The tribe of Bejamin have have been held to account for the brutal murder of a woman. The other tribes of Israel sought to bring justice against Benjamin in battle. But now the other tribes are faced with a stark reality in the aftermath of that battle. The tribe of Benjamin may cease to exist.
In an act of love and concern for their brother Benjamites they seek to find wives for them. This is a noble thing and shows how deeply rooted the value of the twelve tribes had amongst the people.
However, they have constrained themselves from giving wives to the Benjamiites by an oath. The strange events that follow as they hatch their cunning plan is of their own making. We are seeing something described, not prescribed as they go on their wife snatching hunt.
Just like the vow of Jephthah in Judges 11:29-49, it is a rash vow that has tied their hands and brought them to this questionable solution.
But God does not value their legalistic adherence to their vows, or to any laws:
I get no pleasure from the blood of bulls and lambs and goats.
When you come to worship me, who asked you to parade through my courts with all your ceremony?

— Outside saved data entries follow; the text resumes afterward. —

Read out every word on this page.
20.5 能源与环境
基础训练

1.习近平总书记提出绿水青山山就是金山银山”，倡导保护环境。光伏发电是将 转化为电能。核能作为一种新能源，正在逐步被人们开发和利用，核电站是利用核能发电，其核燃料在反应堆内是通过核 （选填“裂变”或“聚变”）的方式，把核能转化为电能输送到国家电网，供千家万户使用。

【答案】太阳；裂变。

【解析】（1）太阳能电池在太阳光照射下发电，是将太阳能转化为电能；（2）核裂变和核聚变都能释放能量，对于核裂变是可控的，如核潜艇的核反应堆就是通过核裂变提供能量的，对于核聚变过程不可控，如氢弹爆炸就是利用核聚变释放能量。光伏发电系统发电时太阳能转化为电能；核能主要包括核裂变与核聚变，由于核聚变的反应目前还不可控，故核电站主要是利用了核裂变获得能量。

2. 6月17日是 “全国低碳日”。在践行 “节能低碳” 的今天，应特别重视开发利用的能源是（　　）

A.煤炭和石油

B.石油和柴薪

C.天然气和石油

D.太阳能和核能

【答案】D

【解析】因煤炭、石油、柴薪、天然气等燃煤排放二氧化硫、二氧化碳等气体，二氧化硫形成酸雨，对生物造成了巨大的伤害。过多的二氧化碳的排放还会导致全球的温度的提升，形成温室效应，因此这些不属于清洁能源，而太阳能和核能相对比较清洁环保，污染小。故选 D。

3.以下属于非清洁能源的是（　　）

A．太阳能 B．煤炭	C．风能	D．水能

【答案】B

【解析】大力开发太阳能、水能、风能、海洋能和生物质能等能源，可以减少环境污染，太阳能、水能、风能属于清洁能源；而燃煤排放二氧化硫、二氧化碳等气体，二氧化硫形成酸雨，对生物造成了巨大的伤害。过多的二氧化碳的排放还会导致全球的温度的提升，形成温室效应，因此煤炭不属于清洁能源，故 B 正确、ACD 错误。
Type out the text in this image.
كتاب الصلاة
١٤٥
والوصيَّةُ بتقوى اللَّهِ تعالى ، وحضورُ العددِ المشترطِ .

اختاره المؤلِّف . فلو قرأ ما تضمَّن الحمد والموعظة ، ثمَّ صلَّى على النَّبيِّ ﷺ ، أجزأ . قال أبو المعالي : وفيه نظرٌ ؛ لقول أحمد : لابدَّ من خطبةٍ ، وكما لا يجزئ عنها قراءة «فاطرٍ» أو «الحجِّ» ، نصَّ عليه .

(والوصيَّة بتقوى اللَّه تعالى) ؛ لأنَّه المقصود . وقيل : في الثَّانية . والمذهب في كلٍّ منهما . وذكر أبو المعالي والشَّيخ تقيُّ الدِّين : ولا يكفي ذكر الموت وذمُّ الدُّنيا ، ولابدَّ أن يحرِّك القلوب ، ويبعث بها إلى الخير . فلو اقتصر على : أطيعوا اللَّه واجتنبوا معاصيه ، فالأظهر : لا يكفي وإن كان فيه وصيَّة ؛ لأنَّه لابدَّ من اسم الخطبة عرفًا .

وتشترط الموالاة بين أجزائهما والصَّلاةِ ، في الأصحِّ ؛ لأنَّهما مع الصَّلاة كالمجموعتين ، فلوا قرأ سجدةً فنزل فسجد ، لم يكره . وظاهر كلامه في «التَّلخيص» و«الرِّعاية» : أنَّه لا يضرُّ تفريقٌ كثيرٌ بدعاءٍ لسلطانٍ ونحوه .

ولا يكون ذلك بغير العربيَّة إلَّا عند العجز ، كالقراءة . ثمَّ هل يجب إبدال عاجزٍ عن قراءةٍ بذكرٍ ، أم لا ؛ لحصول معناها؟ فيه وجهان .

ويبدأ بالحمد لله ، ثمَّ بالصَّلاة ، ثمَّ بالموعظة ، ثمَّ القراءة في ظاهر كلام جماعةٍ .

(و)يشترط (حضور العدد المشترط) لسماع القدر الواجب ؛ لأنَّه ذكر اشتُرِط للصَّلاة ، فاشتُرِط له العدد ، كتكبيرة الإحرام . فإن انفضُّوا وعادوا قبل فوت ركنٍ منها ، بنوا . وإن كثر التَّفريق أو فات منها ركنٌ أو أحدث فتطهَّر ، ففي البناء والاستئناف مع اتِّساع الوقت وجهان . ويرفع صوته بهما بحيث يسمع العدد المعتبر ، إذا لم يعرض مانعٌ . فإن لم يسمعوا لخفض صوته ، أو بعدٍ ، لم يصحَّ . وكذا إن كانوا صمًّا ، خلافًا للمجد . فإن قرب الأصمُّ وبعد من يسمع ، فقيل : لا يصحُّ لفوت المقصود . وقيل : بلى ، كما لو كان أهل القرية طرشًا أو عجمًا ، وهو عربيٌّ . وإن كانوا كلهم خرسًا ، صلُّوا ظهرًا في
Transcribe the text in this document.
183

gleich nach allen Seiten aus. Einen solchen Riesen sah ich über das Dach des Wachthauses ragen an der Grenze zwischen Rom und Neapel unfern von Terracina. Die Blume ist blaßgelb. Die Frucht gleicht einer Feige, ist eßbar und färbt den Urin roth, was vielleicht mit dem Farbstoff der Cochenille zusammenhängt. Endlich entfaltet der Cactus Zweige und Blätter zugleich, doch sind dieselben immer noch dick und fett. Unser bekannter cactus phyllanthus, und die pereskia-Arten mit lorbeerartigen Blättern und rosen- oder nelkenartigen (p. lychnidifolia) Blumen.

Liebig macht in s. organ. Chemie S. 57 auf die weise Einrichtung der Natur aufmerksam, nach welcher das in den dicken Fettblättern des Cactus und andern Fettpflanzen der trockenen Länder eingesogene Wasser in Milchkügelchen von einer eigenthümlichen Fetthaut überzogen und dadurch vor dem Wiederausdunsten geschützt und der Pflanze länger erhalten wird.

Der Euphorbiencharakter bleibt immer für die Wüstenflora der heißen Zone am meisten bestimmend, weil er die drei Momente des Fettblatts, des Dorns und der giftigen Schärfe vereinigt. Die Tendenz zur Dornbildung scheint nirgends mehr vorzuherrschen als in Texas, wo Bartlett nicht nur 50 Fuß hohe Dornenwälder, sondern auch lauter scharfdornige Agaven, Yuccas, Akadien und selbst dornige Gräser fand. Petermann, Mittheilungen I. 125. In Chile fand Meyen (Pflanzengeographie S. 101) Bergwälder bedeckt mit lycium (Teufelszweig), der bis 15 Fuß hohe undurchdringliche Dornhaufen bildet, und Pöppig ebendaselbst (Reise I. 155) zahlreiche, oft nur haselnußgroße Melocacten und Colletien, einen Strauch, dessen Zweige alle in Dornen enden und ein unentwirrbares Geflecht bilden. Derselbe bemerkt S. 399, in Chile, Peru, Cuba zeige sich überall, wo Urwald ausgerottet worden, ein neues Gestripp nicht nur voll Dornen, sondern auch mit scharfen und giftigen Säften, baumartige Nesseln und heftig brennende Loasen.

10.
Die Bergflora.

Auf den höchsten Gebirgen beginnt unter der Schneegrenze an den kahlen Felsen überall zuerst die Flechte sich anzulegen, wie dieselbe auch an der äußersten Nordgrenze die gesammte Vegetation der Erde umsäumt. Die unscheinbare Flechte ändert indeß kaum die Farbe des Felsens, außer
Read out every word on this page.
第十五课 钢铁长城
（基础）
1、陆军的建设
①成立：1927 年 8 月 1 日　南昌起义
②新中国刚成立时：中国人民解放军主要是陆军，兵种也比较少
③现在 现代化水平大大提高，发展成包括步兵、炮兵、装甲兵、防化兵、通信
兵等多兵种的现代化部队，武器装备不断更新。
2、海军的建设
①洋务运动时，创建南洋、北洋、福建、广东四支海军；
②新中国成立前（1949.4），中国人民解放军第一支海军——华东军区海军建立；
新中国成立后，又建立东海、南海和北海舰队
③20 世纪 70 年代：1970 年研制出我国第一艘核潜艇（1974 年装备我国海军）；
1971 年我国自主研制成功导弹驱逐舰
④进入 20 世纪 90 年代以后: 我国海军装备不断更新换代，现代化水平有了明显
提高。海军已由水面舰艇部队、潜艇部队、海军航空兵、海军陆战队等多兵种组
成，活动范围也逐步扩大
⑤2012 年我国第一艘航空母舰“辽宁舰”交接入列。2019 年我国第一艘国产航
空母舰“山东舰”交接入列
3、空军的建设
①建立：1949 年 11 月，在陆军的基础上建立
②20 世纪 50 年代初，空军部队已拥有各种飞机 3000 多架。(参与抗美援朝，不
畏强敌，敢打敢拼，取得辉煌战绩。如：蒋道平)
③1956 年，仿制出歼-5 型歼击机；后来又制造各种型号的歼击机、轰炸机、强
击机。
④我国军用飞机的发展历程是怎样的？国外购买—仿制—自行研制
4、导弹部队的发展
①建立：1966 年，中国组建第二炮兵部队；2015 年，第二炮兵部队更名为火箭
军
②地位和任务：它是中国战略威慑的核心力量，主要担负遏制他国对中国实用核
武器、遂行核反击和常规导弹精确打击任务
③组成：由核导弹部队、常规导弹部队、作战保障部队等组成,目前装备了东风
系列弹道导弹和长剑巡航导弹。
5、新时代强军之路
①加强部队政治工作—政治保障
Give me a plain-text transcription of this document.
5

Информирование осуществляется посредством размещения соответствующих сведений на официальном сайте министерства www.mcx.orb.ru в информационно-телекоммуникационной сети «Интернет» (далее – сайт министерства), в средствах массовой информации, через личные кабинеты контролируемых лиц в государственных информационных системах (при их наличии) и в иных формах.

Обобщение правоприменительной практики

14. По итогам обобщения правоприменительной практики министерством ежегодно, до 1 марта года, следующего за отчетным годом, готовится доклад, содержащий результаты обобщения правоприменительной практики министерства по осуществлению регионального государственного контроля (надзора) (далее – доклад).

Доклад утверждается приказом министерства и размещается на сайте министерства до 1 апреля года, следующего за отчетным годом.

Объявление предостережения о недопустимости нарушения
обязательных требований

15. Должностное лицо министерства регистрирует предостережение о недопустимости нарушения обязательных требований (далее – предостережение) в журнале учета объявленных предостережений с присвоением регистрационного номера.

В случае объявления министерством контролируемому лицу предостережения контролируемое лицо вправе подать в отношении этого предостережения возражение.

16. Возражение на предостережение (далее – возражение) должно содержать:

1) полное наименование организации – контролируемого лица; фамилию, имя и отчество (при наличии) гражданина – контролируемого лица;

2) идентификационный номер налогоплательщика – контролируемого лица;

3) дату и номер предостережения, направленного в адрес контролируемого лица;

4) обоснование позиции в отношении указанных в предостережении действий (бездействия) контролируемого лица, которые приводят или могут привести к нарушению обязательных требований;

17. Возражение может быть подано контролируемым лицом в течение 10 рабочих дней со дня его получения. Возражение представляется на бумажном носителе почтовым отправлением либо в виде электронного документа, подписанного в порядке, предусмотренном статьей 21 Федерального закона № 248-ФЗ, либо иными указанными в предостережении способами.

Stop bringing me your meaningless gifts; the incense of your offerings disgusts me
Imagine the impact on their own hearts and their nation if they instead humbled themselves and admitted their foolishness before God.
God’s desire for their hearts is beautifully summarised by Micah:
He has shown you, O mortal, what is good.
And what does the Lord require of you?
To act justly and to love mercy
and to walk humbly with your God
In Philippians, Paul urges the church to beware those who would bind them up in laws rather than keeping their confidence in Christ Jesus. Paul feigns boasting about such things, as he points out he was a “Hebrew of Hebrews”. Yet his wonderful words show where he now places his value:
But whatever were gains to me I now consider loss for the sake of Christ.
He does not consider his lineage, his upbringing, his training or his religious zeal anything to be counted. He only counts one kind of righteousness to be of any value:
that which is through faith in Christ – the righteousness that comes from God on the basis of faith.
May we only ever lean on the righteousness that comes from God as we seek to act justly, love mercy and above all walk humbly with our God.